Chancellor Philip Hammond in his Budget speech last week, proposed retailers pay a digital levy, including e-commerce giants Amazon, in a bid to help revive the high street.

Amazon, for example, pays a slim fraction of the rates of high street-based groups. Amazon will see the total business rates bill for its nine main distribution centres in England and Wales cut by 148,000 pounds to 11.3 million pounds a year, despite posting annual sales in excess of 6 billion pounds.

But it is the small companies who will suffer the most. Entrepreneurs, emerging brands, new boutiques and online startups will have had to deal with the doubling of insurance premium tax, automatic pension enrolment, the extra cost of the living wage, the infrastructure levy, the revaluation of business rates and now the “making tax digital” plan, said the Daily Telegraph.

Other online groups, including Asos, AO and Shop Direct, which owns Very, have all seen bills drop by 2 per cent on their warehouses.
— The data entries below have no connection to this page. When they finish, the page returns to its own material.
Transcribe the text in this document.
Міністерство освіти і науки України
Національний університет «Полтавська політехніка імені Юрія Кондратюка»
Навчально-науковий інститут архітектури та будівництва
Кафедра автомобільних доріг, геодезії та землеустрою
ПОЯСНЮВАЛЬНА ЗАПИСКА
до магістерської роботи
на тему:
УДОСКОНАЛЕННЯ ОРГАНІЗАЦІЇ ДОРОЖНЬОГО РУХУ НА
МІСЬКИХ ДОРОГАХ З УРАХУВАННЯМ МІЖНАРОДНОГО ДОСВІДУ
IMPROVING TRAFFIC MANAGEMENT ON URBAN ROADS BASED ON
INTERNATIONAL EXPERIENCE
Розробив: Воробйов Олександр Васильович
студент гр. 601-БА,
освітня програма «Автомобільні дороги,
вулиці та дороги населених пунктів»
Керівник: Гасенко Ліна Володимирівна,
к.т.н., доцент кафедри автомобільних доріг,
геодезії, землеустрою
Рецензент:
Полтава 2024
The cut is paid for by increases in areas where property values have soared to keep the overall total the same.

According to Bloomberg, changes to the tax system could be introduced at the autumn budget, which will become the chancellor’s main fiscal event of the year. The UK's outdated model of business rates taxomeans bricks and mortar business pay the majority, despite online sales accounting for over 12 percent of all retail sales in the U.K., the highest proportion globally, according to Mintel.